La scrittura migrante d’origine africana ha sviluppato, a Milano, tanti temi. C’è chi, ad esempio, scrive per esorcizzare l’esperienza dell’immigrazione, oppure chi racconta il suo paese e il sogno di un ritorno impossibile. Un tratto comune è l’importanza dell’oralità: in moltissimi libri, infatti, troviamo qualcuno che racconta. «Siamo “griot” – sottolinea Gadji, tra gli scrittori più venduti sotto la Madonnina con oltre 15 mila copie a titolo – e cioè dei cantastorie».

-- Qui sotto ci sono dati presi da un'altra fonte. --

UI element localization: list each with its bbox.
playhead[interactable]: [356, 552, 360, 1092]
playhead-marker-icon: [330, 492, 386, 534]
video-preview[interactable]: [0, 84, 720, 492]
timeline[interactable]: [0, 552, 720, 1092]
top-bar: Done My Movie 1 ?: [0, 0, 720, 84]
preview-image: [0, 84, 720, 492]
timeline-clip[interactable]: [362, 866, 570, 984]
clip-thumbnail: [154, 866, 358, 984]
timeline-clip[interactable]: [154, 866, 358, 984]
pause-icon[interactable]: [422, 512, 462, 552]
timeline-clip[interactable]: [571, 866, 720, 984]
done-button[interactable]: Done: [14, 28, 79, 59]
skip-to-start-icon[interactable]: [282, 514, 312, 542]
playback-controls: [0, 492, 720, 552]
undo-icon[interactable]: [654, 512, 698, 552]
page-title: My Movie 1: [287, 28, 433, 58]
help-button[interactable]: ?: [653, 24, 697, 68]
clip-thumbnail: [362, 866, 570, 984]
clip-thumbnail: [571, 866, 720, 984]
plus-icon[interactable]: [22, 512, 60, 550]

IMBARAZZISMI ITALIANI – «Gli africani – specifica Ba – sono libri parlanti. Per questo diciamo che un anziano che muore è come una biblioteca che brucia». E sempre per questa ragione «la proprietà intellettuale dei racconti non è nostra ma dei padri dei nostri padri».
Per esprimere tutto ciò Komla-Ebri utilizza il termine «oralitura», ponendo l’accento sul trasferimento nella scrittura della tradizione orale. È ancora lui – autore del bestseller «Imbarazzismi» – a introdurre un altro elemento chiave: «Al di là dello sfogo taumaturgico, la nostra letteratura fotografa e immortala un’Italia al presente, rappresentandola con inediti valori sociologici e antropologici».
«I selvaggi – scherza – osservano e giudicano i civilizzatori, facendo loro notare come agli occhi del continente nero l’Italia non è il paese del sole ma del freddo, e come Milano sia capace – oltre che di grandissimi gesti di solidarietà – anche di non sedersi vicino a una persona di colore sul metrò».
Guardando al dopodomani e ai dati in crescita dell’immigrazione, i frutti della letteratura di migrazione – tira le somme Fiorucci – «saranno sempre più abbondanti. Avremo tanti “John Fante” che arricchiranno la nostra lingua». Mohamed Ba alza le braccia in segno di vittoria, per poi sottolineare l’importanza della cultura: «Un uomo senza cultura è come una zebra senza strisce».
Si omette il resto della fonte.